На воротах были выгравированы парные надписи. Синий фон и красная краска знаков уже давно стерлись, сохранились лишь очертания иероглифов. Над входом имелась доска с надписью, также сильно тронутая временем. С большим трудом на ней можно было разобрать крупные иероглифы: «Обитель ученого».
Семья Лу Мую владела большой усадьбой, состоявшей из трех строений и довольно обширного сада. Из-за своей малочисленности семья жила в доме, находящемся в саду, а остальное помещение, за исключением флигеля, занимаемого бедными родственниками, пустовало. Род Лу считался очень древним, корни его уходили в глубь веков.
Прадед Лу Мую был членом императорской академии Ханьлиньюань и служил в должности провинциального казначея. Дед также был крупным чиновником. Отец Мую был третьим сыном в семье. Старшие два брата, к несчастью, рано умерли, и только ему удалось дожить до семидесяти лет и собственными глазами увидеть великие изменения, происшедшие в мире.
Представители рода Лу отличались слабым здоровьем. С тех пор как построили этот большой дом, еще ни разу владельцами его не являлись одновременно двое мужчин, достигших совершеннолетия.
Лу Мую сейчас исполнилось двадцать восемь лет. Он был четвертый сын в семье; трех старших уже не было в живых, поэтому все считали, что дом находится во власти злых духов, и уговаривали отца Лу Мую продать усадьбу.
Но старик был последователем Конфуция и не считался с суевериями; кроме того, он не хотел бросать то, что было создано его предками. Вот почему обширное помещение пустовало и служило лишь приютом для летучих мышей.
Лу Мую провел Ху Гогуана и Ван Жунчана через нежилые комнаты, пол которых был густо покрыт пометом летучих мышей. Запустение старого дома лучше всего свидетельствовало об упадке, в который пришел древний род.

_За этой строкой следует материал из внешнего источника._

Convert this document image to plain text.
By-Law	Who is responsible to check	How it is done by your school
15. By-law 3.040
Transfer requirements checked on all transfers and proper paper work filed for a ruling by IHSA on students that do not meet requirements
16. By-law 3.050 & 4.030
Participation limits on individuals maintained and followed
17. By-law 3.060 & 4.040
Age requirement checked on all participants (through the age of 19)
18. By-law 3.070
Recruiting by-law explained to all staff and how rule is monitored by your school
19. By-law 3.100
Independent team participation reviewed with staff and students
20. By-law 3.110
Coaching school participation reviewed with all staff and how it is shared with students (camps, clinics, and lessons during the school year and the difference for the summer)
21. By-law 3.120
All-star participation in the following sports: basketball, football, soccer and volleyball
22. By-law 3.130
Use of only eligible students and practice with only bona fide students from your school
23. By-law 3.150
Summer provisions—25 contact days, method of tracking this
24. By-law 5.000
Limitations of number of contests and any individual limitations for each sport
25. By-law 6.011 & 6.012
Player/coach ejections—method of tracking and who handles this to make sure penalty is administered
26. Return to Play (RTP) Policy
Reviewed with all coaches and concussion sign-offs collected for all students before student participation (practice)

От двух коричных деревьев, стоявших в большом дворе перед гостиной, остались одни стволы. Несколько чашкоцветников распустили желтые цветы и боролись с порывами ветра, освещаемые лучами заходящего зимнего солнца. Японский ландыш у лестницы рос беспорядочно и выглядел непривлекательно. Из дворика, примыкавшего к третьему флигелю, круглая арка вела в сад.
Когда пришел сын, Лу беседовал в гостиной со своим старым другом Цянь Сюецзю. Хотя он пожил на свете немало — ему исполнилось шестьдесят восемь лет, — но он еще прекрасно видел и слышал, и зубы у него были в полном порядке, а в умении разглагольствовать о жизни он мог соперничать даже с молодежью.